When you factor in all the energy savings from people commuting less, this seem like a good thing overall. Change always brings disruption, but not all change is bad.

@TucsonSentinel

From above piece:
"In the Communist Manifesto, …Marx &…Engels famously wrote that under the pressures of dynamic capitalism, “all that is solid melts into air.” They could have been describing the ever-changing built form of the US, with people & money flowing to Main Street stores through the 1960s, then to suburban malls in the 1970s & 80s, then abandoning malls for revived downtowns & online shopping. Now, traditional downtowns may be in similar terminal decline."

@TucsonSentinel

From 2010: "10 American Cities That Are Dead Forever"

"A city does not die when its last resident moves away. Death happens when municipalities lose the industries and vital populations that made them important cities."

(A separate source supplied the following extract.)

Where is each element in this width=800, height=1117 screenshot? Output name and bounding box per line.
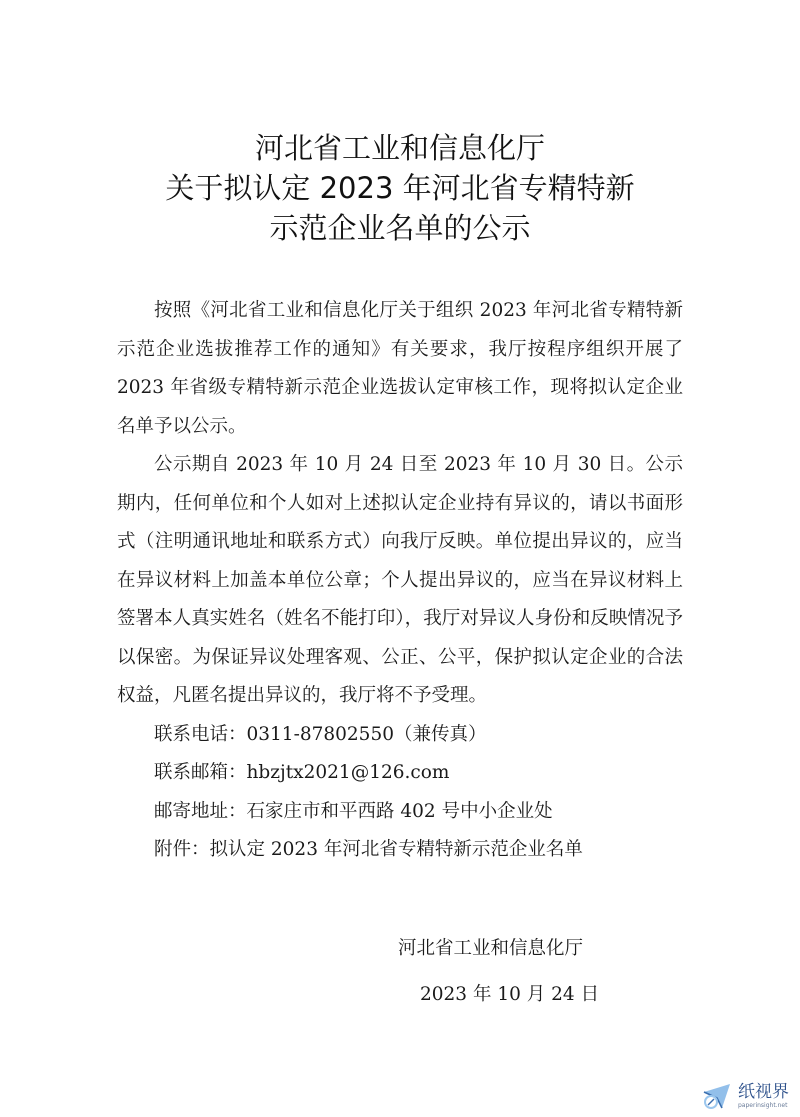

businessinsider.com/10-america

@TucsonSentinel My prediction is that downtown offices will slowly convert more and more into luxury condos and apartments, with city centers gradually becoming fortified, isolated compounds for the rich (but not über-rich) while the rest of the world slowly crumbles. Hell, we may even start seeing modern equivalents of “city walls” to keep the unwashed rabble like us out.

@TucsonSentinel
The opposite of what's happening in most Canadian cities, where downtowns continue to thrive. Spent a few days in downtown Toronto earlier this month and it's alive, full of people, and active everywhere.